🤖 AI Summary
Existing approaches struggle to accurately identify and compare U.S. and Chinese artificial intelligence (AI) patents, hindering precise assessment of the scale, structure, and knowledge flows underlying AI innovation in both countries. To address this gap, this study fine-tunes the PatentSBERTa model to develop the first AI patent classifier with high generalization performance across both patent systems, achieving a precision of 97.0% and recall of 91.3%. Applying this classifier to granted U.S. patents from 1976–2023 and Chinese patents from 2010–2023, we find that China has recently surpassed the United States in AI patent volume, though its innovators are more fragmented. Despite starkly different organizational innovation models, substantial cross-border citation persists between the two nations, indicating no meaningful technological decoupling in AI.
📝 Abstract
We develop a high-precision classifier to measure artificial intelligence (AI) patents by fine-tuning PatentSBERTa on manually labeled data from the USPTO's AI Patent Dataset.
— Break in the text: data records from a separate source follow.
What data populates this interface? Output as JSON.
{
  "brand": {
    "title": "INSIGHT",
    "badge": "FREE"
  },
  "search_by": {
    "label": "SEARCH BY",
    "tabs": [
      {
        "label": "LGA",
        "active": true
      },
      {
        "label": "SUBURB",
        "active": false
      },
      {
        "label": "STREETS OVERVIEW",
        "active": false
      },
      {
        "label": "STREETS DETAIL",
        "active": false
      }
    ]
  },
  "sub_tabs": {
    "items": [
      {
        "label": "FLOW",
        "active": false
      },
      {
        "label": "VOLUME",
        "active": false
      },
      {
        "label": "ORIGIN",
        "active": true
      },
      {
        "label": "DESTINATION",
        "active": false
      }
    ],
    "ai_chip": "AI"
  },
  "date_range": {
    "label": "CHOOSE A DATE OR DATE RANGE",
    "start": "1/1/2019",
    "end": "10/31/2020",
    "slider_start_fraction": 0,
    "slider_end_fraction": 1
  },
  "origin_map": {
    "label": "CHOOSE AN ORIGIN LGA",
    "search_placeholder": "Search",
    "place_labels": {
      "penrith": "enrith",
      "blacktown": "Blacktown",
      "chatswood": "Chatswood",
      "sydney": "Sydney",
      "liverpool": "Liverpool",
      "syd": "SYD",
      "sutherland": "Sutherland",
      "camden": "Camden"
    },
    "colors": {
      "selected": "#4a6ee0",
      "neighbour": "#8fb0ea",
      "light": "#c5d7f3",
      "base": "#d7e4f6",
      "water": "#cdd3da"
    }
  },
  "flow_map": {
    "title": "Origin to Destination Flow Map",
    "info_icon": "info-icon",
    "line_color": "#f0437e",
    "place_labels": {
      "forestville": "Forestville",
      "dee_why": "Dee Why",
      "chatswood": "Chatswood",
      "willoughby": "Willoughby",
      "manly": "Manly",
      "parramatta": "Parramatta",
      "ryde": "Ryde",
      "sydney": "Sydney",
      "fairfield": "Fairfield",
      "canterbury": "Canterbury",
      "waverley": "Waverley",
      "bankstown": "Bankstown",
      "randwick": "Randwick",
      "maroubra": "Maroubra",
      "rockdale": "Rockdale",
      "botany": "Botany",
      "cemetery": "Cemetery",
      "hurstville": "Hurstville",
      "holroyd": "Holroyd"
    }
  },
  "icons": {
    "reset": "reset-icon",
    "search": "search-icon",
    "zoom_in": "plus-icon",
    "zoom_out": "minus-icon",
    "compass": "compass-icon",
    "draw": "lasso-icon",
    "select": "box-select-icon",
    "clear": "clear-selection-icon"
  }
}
Our classifier substantially improves the existing USPTO approach, achieving 97.0% precision, 91.3% recall, and a 94.0% F1 score, and it generalizes well to Chinese patents based on citation and lexical validation. Applying it to granted U.S. patents (1976-2023) and Chinese patents (2010-2023), we document rapid growth in AI patenting in both countries and broad convergence in AI patenting intensity and subfield composition, even as China surpasses the United States in recent annual patent counts. The organization of AI innovation nevertheless differs sharply: U.S. AI patenting is concentrated among large private incumbents and established hubs, whereas Chinese AI patenting is more geographically diffuse and institutionally diverse, with larger roles for universities and state-owned enterprises. For listed firms, AI patents command a robust market-value premium in both countries. Cross-border citations show continued technological interdependence rather than decoupling, with Chinese AI inventors relying more heavily on U.S. frontier knowledge than vice versa.